I guess, it has to do with something when certain types of drinks are not present.
Initially, i only analyzed one possible permutation, and got WA15. Then, i added another one to check, and got WA31. I threw in 4 more to check before giving answer, and got WA95. I probably missed just a few more unique cases, though i never figured out what was the problem.
Well, in the end, i stopped bothering and just checked all 7! permutations. It's a lot more excessive than just checking a few selected, but will guarantee AC. You should do that too, probably.
It's obvious that possible number of pourings are 1 to 5. So I've put all the conditions that requires certain number of pourings. If these conditions are set well you don't have to check all the 7! permutations (I think that's quicker and easier solution, maybe I'm wrong).

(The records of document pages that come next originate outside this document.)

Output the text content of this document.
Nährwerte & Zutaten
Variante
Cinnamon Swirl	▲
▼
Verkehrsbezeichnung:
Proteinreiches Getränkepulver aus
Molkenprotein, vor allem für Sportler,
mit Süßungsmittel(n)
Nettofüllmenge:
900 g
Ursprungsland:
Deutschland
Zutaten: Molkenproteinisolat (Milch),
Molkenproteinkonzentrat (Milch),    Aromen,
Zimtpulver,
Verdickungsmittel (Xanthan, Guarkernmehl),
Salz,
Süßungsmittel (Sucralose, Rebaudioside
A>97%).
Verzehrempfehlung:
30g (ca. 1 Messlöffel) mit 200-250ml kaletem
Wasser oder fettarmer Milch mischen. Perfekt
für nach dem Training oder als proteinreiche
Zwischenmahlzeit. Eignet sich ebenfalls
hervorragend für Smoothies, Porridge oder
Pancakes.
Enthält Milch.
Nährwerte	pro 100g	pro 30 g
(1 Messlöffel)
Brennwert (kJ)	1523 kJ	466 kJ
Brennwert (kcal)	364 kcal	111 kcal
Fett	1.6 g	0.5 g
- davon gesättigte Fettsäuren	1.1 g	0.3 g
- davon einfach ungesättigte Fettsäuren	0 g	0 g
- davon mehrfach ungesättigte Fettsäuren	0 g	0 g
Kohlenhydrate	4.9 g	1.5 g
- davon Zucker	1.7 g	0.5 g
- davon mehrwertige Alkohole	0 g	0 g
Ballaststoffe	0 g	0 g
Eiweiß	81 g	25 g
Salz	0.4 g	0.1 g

No problem~ Also, the worst case is 4, see A AB ABP AP P BP B 1 pouring for A, 1 pouring for P, 2 pourings for B, if all present. That's the only one i checked when i got WA15. I guess, at that point, my fault was something like... if AP and P aren't present, then we don't interrupt our pouring, and B is 1 pouring then. Or maybe that wasn't the thing... anyway i fixed that in my final version.
Um, i just listed pourings in an order of a growing number of them, a proper order is, of course, 1 for A, 2 for B and 1 for P. As for your table, i'm not sure why you put that P to the right. A.... AB... ABP.. A.P.. ..P.. ..PB. ...B. I mean, PB doesn't mean we pour P first, but if we represent it _this_ way...
Add: I'm not sure if above was proper explanation, maybe i'll explain it like this: in A AB ABP AP P BP B, it goes 1. Pour A in 1-4. 2. Pour B in 2-3 and 6-7 3. Pour P in 3-6.